I cannot stress enough how important it is to have professional advice from a physical therapist familiar with MS when you get a wheelchair. The right fit, angles, wheels, cushions, materials, etc. can make all the difference.
Using a chair does not mean you need to become deconditioned. It means you are choosing if you want to use up your energy struggling to move spastic legs around a shopping mall, a sports center, etc., and then collapse at home or if you want to zip around in a well-fitted personal mobility device for errands and then have some energy left for family and social activities. It means that you might not cringe when someone suggests an outing.
But you have to commit to being active, just like any other priority.
Incidentally, many of those funky wheelchairs are designed for people who have spinal cord injuries. People with MS have different needs.

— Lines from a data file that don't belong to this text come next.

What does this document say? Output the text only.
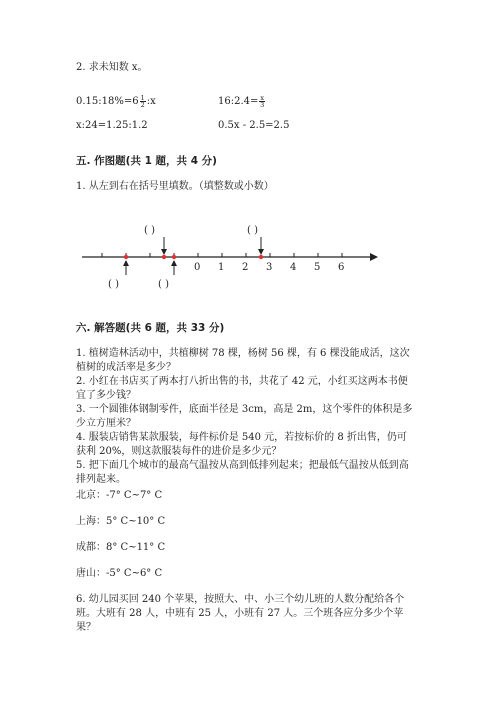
2. 求未知数 x。
0.15:18%=6 $\frac{1}{2}$ :x	16:2.4= $\frac{x}{3}$
x:24=1.25:1.2	0.5x - 2.5=2.5
五. 作图题(共 1 题，共 4 分)
1. 从左到右在括号里填数。（填整数或小数）
( )	( )
0 1 2 3 4 5 6
( )	( )
六. 解答题(共 6 题，共 33 分)
1. 植树造林活动中，共植柳树 78 棵，杨树 56 棵，有 6 棵没能成活，这次植树的成活率是多少？
2. 小红在书店买了两本打八折出售的书，共花了 42 元，小红买这两本书便宜了多少钱？
3. 一个圆锥体钢制零件，底面半径是 3cm，高是 2m，这个零件的体积是多少立方厘米？
4. 服装店销售某款服装，每件标价是 540 元，若按标价的 8 折出售，仍可获利 20%，则这款服装每件的进价是多少元？
5. 把下面几个城市的最高气温按从高到低排列起来；把最低气温按从低到高排列起来。
北京：-7° C~7° C
上海：5° C~10° C
成都：8° C~11° C
唐山：-5° C~6° C
6. 幼儿园买回 240 个苹果，按照大、中、小三个幼儿班的人数分配给各个班。大班有 28 人，中班有 25 人，小班有 27 人。三个班各应分多少个苹果？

A critical difference is arm strength and fatiguing easily.
Check out wheelchairjunkie.com for explanations of the components in manual chairs.
another one http://www.wheelchairnet.org/wcn_prodse ... ectwc.html
You can rent a chair while you wait for an appointment with the nice center. Do you have a Center for Independent Living near you? You might be able to go and check out a chair temporarily. Or maybe your local MS Society has a lending closet.
Consider this when you wonder about how much money to invest: the design will have an effect on the user's entire body. It can wear out shoulder joints if it's not easy to propel. It can cause pain and increase spasticity if the fit and angle are not right. It can heighten risk for skin breakdown if the seating is poor. But the right chair will increase independence and comfort. I would invest in a decent chair and a knowledgeable therapist to help evaluate the right fit.